Pete Warden put together an interesting data visualization by plotting startups listed on Crunchbase by their zip codes. Not surprisingly, the found that the top zips for startups (and startup capital) are in or near Silicon Valley, Seattle, Boston, or New York City. Since he plotted the entire country, I drilled down to the Upper Midwest, where I found this view of Minnesota and the Dakotas:
Clearly, areas with higher populations are likely going to fare a bit better on this visualization, but I think it’s also showing something else. Startups don’t care about being in low-tax states. For them, the benefits outweigh the tax savings.
Here is what the greater Twin Cities metro looks like:
Startups are not only favoring a state with higher taxes, but they’re choosing for build their businesses in the highest taxed counties and highest taxed cities within those counties.
How can that be?
Startups featured on Crunchbase tend to be companies that can be run from anywhere with reliable power and a decent Internet connection. While the Twin Cities meet those criteria, a lot of other areas do as well, so what gives?
1. Startups don’t pay a lot of taxes, because they’re not making a lot of profits.
2. Startups need smart people capable of building products and services that have never existed before. It’s likely easier for a startup’s founders to geographically surround itself with smart people than to move to a low-tax state and attempt to recruit the best and the brightest AWAY from Minneapolis to a state border city like Sioux Falls, SD or outside of Hennepin County to Delano, MN.
3. Startups are often founded by the same types of people that appreciate great restaurants, museums, trails, pro sports, theater, and nightlife.
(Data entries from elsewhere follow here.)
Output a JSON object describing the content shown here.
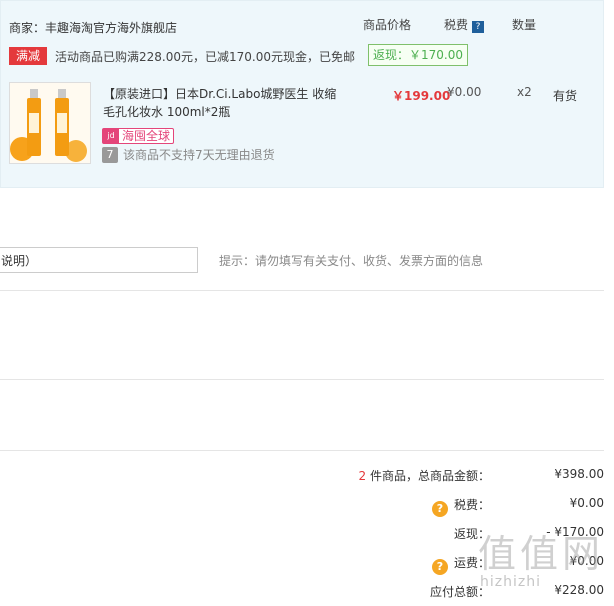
{
  "order": {
    "merchant": "商家：丰趣海淘官方海外旗舰店",
    "columns": {
      "price": "商品价格",
      "tax": "税费",
      "tax_help": "?",
      "qty": "数量"
    },
    "promotion": {
      "tag": "满减",
      "text": "活动商品已购满228.00元，已减170.00元现金，已免邮",
      "rebate": "返现：￥170.00"
    },
    "item": {
      "name": "【原装进口】日本Dr.Ci.Labo城野医生 收缩毛孔化妆水 100ml*2瓶",
      "price": "￥199.00",
      "tax": "¥0.00",
      "qty": "x2",
      "stock": "有货",
      "global_badge": "海囤全球",
      "global_icon": "jd",
      "no_return_icon": "7",
      "no_return_text": "该商品不支持7天无理由退货"
    }
  },
  "message": {
    "value": "说明）",
    "hint": "提示：请勿填写有关支付、收货、发票方面的信息"
  },
  "summary": {
    "count": "2",
    "count_label": " 件商品，总商品金额：",
    "total": "¥398.00",
    "tax_label": "税费：",
    "tax": "¥0.00",
    "rebate_label": "返现：",
    "rebate": "- ¥170.00",
    "shipping_label": "运费：",
    "shipping": "¥0.00",
    "payable_label": "应付总额：",
    "payable": "¥228.00"
  },
  "watermark": {
    "main": "值值网",
    "sub": "hizhizhi"
  },
  "colors": {
    "accent_red": "#e4393c",
    "green": "#4caf50",
    "pink": "#e4457a",
    "panel_bg": "#eef7fb"
  }
}
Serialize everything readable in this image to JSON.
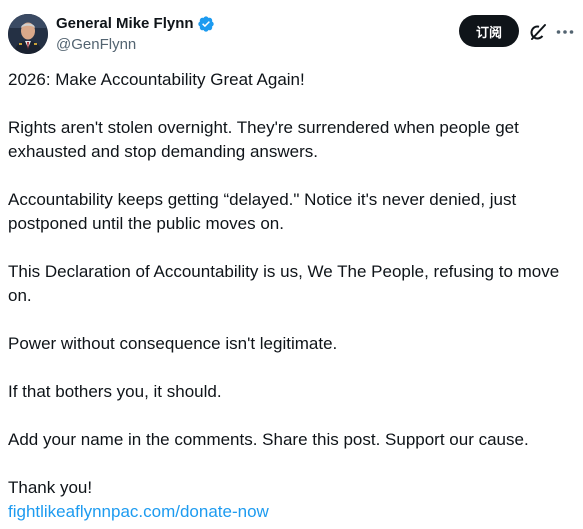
{
  "author": {
    "display_name": "General Mike Flynn",
    "handle": "@GenFlynn",
    "verified_icon": "verified-badge-icon",
    "avatar_icon": "profile-photo"
  },
  "actions": {
    "subscribe_label": "订阅",
    "grok_icon": "grok-icon",
    "more_icon": "more-horizontal-icon"
  },
  "post": {
    "paragraphs": [
      "2026: Make Accountability Great Again!",
      "Rights aren't stolen overnight. They're surrendered when people get exhausted and stop demanding answers.",
      "Accountability keeps getting “delayed.\" Notice it's never denied, just postponed until the public moves on.",
      "This Declaration of Accountability is us, We The People, refusing to move on.",
      "Power without consequence isn't legitimate.",
      "If that bothers you, it should.",
      "Add your name in the comments. Share this post. Support our cause.",
      "Thank you!"
    ],
    "link_text": "fightlikeaflynnpac.com/donate-now"
  },
  "colors": {
    "accent": "#1d9bf0",
    "text": "#0f1419",
    "secondary": "#536471",
    "button_bg": "#0f1419"
  }
}
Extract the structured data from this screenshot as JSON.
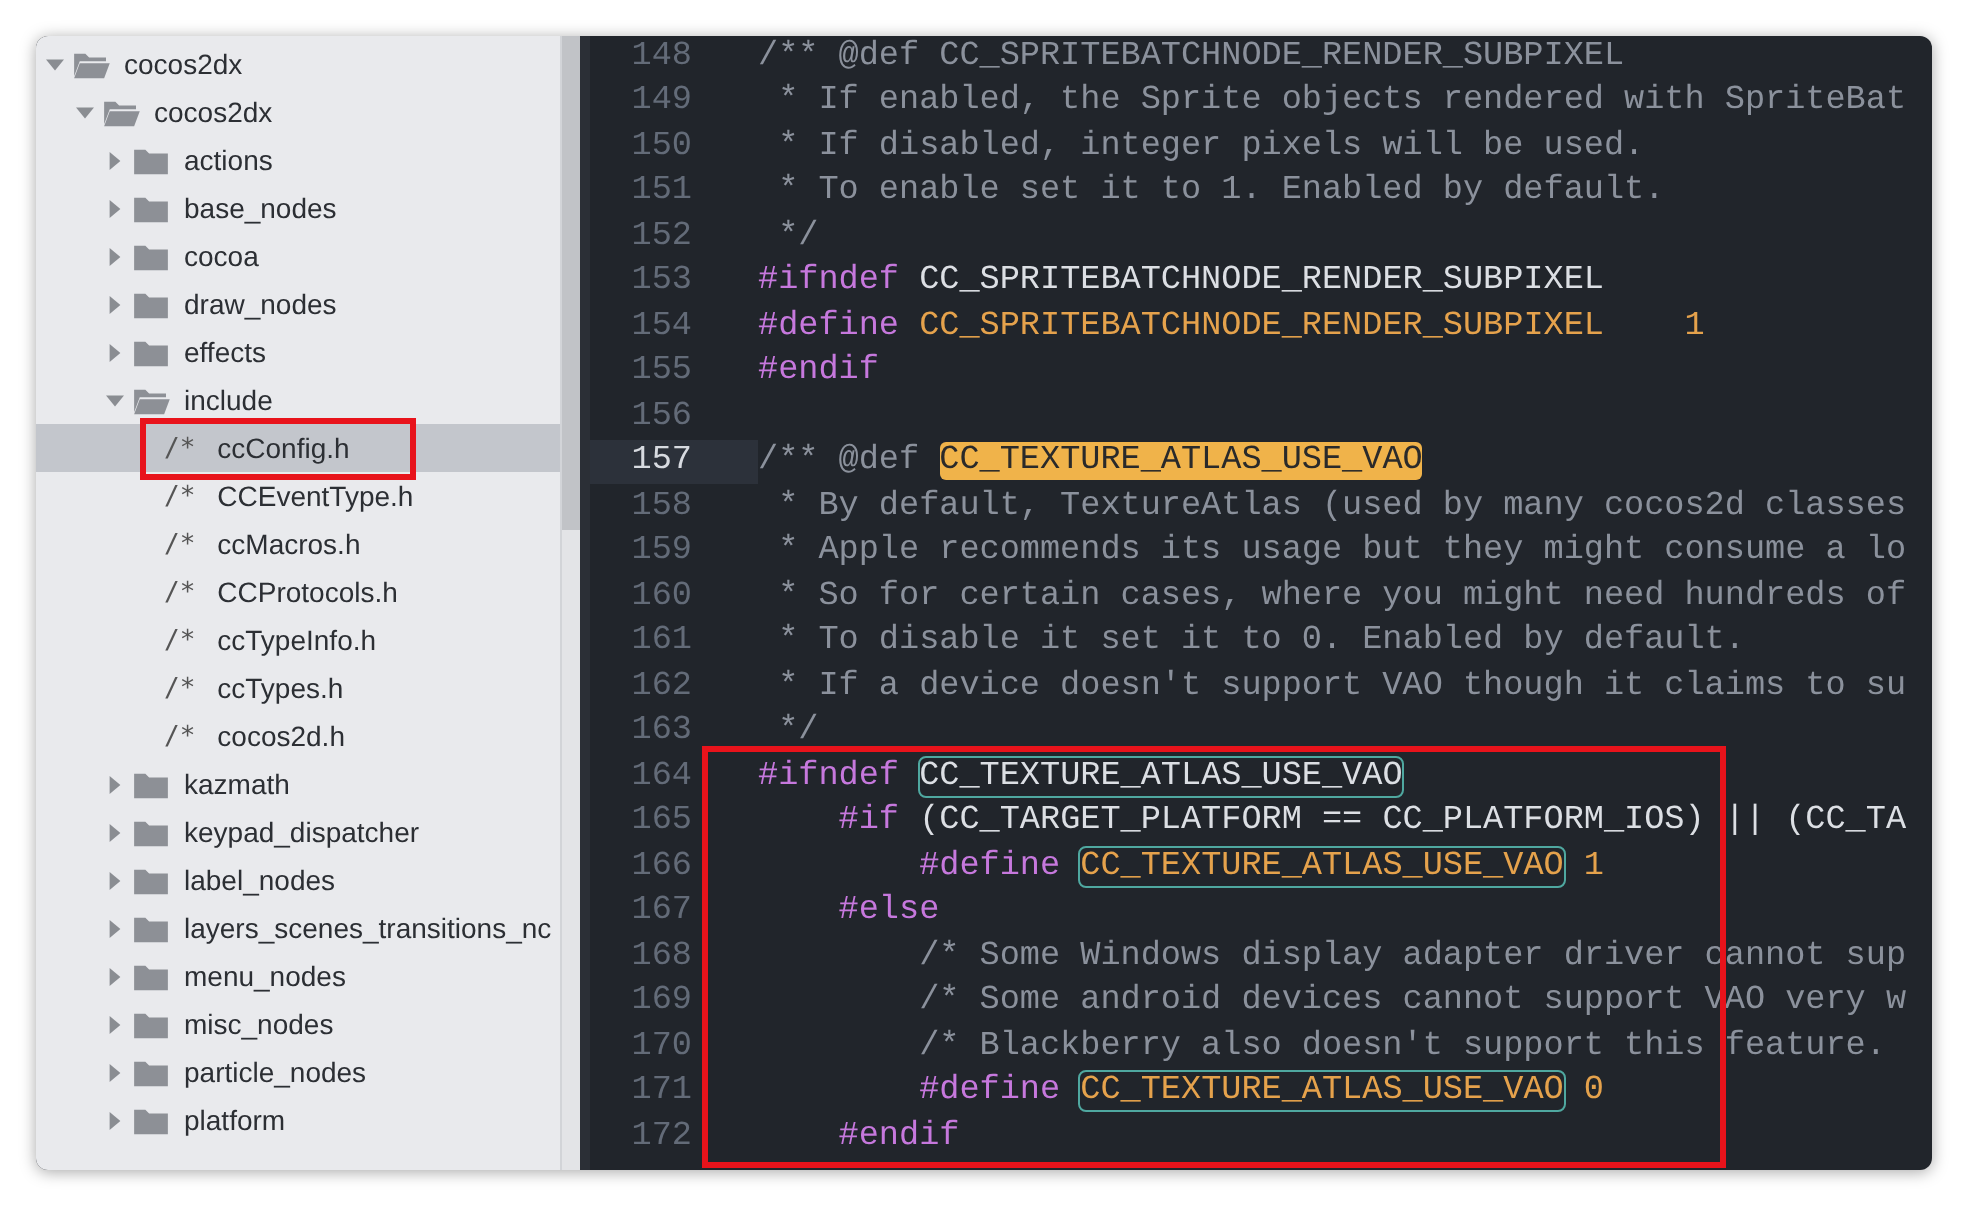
{
  "tree": [
    {
      "kind": "folder",
      "label": "cocos2dx",
      "expanded": true,
      "selected": false,
      "children": [
        {
          "kind": "folder",
          "label": "cocos2dx",
          "expanded": true,
          "selected": false,
          "children": [
            {
              "kind": "folder",
              "label": "actions",
              "expanded": false,
              "selected": false
            },
            {
              "kind": "folder",
              "label": "base_nodes",
              "expanded": false,
              "selected": false
            },
            {
              "kind": "folder",
              "label": "cocoa",
              "expanded": false,
              "selected": false
            },
            {
              "kind": "folder",
              "label": "draw_nodes",
              "expanded": false,
              "selected": false
            },
            {
              "kind": "folder",
              "label": "effects",
              "expanded": false,
              "selected": false
            },
            {
              "kind": "folder",
              "label": "include",
              "expanded": true,
              "selected": false,
              "children": [
                {
                  "kind": "file",
                  "glyph": "/*",
                  "label": "ccConfig.h",
                  "selected": true,
                  "marked": true
                },
                {
                  "kind": "file",
                  "glyph": "/*",
                  "label": "CCEventType.h",
                  "selected": false,
                  "marked": false
                },
                {
                  "kind": "file",
                  "glyph": "/*",
                  "label": "ccMacros.h",
                  "selected": false,
                  "marked": false
                },
                {
                  "kind": "file",
                  "glyph": "/*",
                  "label": "CCProtocols.h",
                  "selected": false,
                  "marked": false
                },
                {
                  "kind": "file",
                  "glyph": "/*",
                  "label": "ccTypeInfo.h",
                  "selected": false,
                  "marked": false
                },
                {
                  "kind": "file",
                  "glyph": "/*",
                  "label": "ccTypes.h",
                  "selected": false,
                  "marked": false
                },
                {
                  "kind": "file",
                  "glyph": "/*",
                  "label": "cocos2d.h",
                  "selected": false,
                  "marked": false
                }
              ]
            },
            {
              "kind": "folder",
              "label": "kazmath",
              "expanded": false,
              "selected": false
            },
            {
              "kind": "folder",
              "label": "keypad_dispatcher",
              "expanded": false,
              "selected": false
            },
            {
              "kind": "folder",
              "label": "label_nodes",
              "expanded": false,
              "selected": false
            },
            {
              "kind": "folder",
              "label": "layers_scenes_transitions_nc",
              "expanded": false,
              "selected": false
            },
            {
              "kind": "folder",
              "label": "menu_nodes",
              "expanded": false,
              "selected": false
            },
            {
              "kind": "folder",
              "label": "misc_nodes",
              "expanded": false,
              "selected": false
            },
            {
              "kind": "folder",
              "label": "particle_nodes",
              "expanded": false,
              "selected": false
            },
            {
              "kind": "folder",
              "label": "platform",
              "expanded": false,
              "selected": false
            }
          ]
        }
      ]
    }
  ],
  "code": [
    {
      "marked": false,
      "lines": [
        {
          "number": "148",
          "current": false,
          "tokens": [
            {
              "kind": "comment",
              "text": "/** @def CC_SPRITEBATCHNODE_RENDER_SUBPIXEL"
            }
          ]
        },
        {
          "number": "149",
          "current": false,
          "tokens": [
            {
              "kind": "comment",
              "text": " * If enabled, the Sprite objects rendered with SpriteBat"
            }
          ]
        },
        {
          "number": "150",
          "current": false,
          "tokens": [
            {
              "kind": "comment",
              "text": " * If disabled, integer pixels will be used."
            }
          ]
        },
        {
          "number": "151",
          "current": false,
          "tokens": [
            {
              "kind": "comment",
              "text": " * To enable set it to 1. Enabled by default."
            }
          ]
        },
        {
          "number": "152",
          "current": false,
          "tokens": [
            {
              "kind": "comment",
              "text": " */"
            }
          ]
        },
        {
          "number": "153",
          "current": false,
          "tokens": [
            {
              "kind": "directive",
              "text": "#ifndef"
            },
            {
              "kind": "name",
              "text": " CC_SPRITEBATCHNODE_RENDER_SUBPIXEL"
            }
          ]
        },
        {
          "number": "154",
          "current": false,
          "tokens": [
            {
              "kind": "directive",
              "text": "#define "
            },
            {
              "kind": "macro",
              "text": "CC_SPRITEBATCHNODE_RENDER_SUBPIXEL"
            },
            {
              "kind": "number",
              "text": "    1"
            }
          ]
        },
        {
          "number": "155",
          "current": false,
          "tokens": [
            {
              "kind": "directive",
              "text": "#endif"
            }
          ]
        },
        {
          "number": "156",
          "current": false
        },
        {
          "number": "157",
          "current": true,
          "tokens": [
            {
              "kind": "comment",
              "text": "/** @def "
            },
            {
              "kind": "found",
              "text": "CC_TEXTURE_ATLAS_USE_VAO"
            }
          ]
        },
        {
          "number": "158",
          "current": false,
          "tokens": [
            {
              "kind": "comment",
              "text": " * By default, TextureAtlas (used by many cocos2d classes"
            }
          ]
        },
        {
          "number": "159",
          "current": false,
          "tokens": [
            {
              "kind": "comment",
              "text": " * Apple recommends its usage but they might consume a lo"
            }
          ]
        },
        {
          "number": "160",
          "current": false,
          "tokens": [
            {
              "kind": "comment",
              "text": " * So for certain cases, where you might need hundreds of"
            }
          ]
        },
        {
          "number": "161",
          "current": false,
          "tokens": [
            {
              "kind": "comment",
              "text": " * To disable it set it to 0. Enabled by default."
            }
          ]
        },
        {
          "number": "162",
          "current": false,
          "tokens": [
            {
              "kind": "comment",
              "text": " * If a device doesn't support VAO though it claims to su"
            }
          ]
        },
        {
          "number": "163",
          "current": false,
          "tokens": [
            {
              "kind": "comment",
              "text": " */"
            }
          ]
        }
      ]
    },
    {
      "marked": true,
      "lines": [
        {
          "number": "164",
          "current": false,
          "tokens": [
            {
              "kind": "directive",
              "text": "#ifndef "
            },
            {
              "kind": "occurrence-name",
              "text": "CC_TEXTURE_ATLAS_USE_VAO"
            }
          ]
        },
        {
          "number": "165",
          "current": false,
          "tokens": [
            {
              "kind": "directive",
              "text": "    #if"
            },
            {
              "kind": "name",
              "text": " (CC_TARGET_PLATFORM == CC_PLATFORM_IOS) || (CC_TA"
            }
          ]
        },
        {
          "number": "166",
          "current": false,
          "tokens": [
            {
              "kind": "directive",
              "text": "        #define "
            },
            {
              "kind": "occurrence-macro",
              "text": "CC_TEXTURE_ATLAS_USE_VAO"
            },
            {
              "kind": "number",
              "text": " 1"
            }
          ]
        },
        {
          "number": "167",
          "current": false,
          "tokens": [
            {
              "kind": "directive",
              "text": "    #else"
            }
          ]
        },
        {
          "number": "168",
          "current": false,
          "tokens": [
            {
              "kind": "comment",
              "text": "        /* Some Windows display adapter driver cannot sup"
            }
          ]
        },
        {
          "number": "169",
          "current": false,
          "tokens": [
            {
              "kind": "comment",
              "text": "        /* Some android devices cannot support VAO very w"
            }
          ]
        },
        {
          "number": "170",
          "current": false,
          "tokens": [
            {
              "kind": "comment",
              "text": "        /* Blackberry also doesn't support this feature."
            }
          ]
        },
        {
          "number": "171",
          "current": false,
          "tokens": [
            {
              "kind": "directive",
              "text": "        #define "
            },
            {
              "kind": "occurrence-macro",
              "text": "CC_TEXTURE_ATLAS_USE_VAO"
            },
            {
              "kind": "number",
              "text": " 0"
            }
          ]
        },
        {
          "number": "172",
          "current": false,
          "tokens": [
            {
              "kind": "directive",
              "text": "    #endif"
            }
          ]
        }
      ]
    }
  ]
}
Quality of life, as they measure it, more than makes up for the difference in taxes.
Who Actually Creates Jobs?
Check out this interesting visual that compares how many jobs by year are being created in the United States by startups vs. existing companies:
Why is this so?
I think it ties to one of the other reasons that Target’s support for Minnesota Forward and thus Tom Emmer is misguided. The MN Forward crowd is full of established, well-run companies that occasionally support gay bashing politicians. Their biggest issue is not gay bashing, but corporate taxes. They want them lowered or eliminated entirely. This is because their companies are mature enough that they’ve becoming focused on driving down costs over innovation. We see this with Best Buy and Target, where both company’s strength has been in their buying power. Now they’re both getting crushed online by companies who innovated and now have buying power too (Amazon).
To me, it seems darn clear that companies that have donated to MN Forward would put a lot more of those tax savings toward corporate profits than job creation.
The state would have less money to fund the amenities that attract startups, so we’d slowly slouch toward the Dakotas for startup attractiveness. Entrepreneurial Dakotans would start skipping Minneapolis and head to the coasts (where taxes and cost of living are even higher).
If any of the gubernatorial candidates are serious about job creation, they should be serious about creating an environment that attracts startups. To do that, I highly recommend that all candidates stop by Twin Cities Startup Weekend September 17-19th to talk to people who are creating new jobs by creating new, valuable products and services.
If you’re not sure what to ask them, try this: What would you do with $1 million?
Compare the answers you receive from startup founders to the answers you receive from the companies who’ve donated to MN Forward. Who will actually create great new jobs in the State of Minnesota? And what do they need to do it?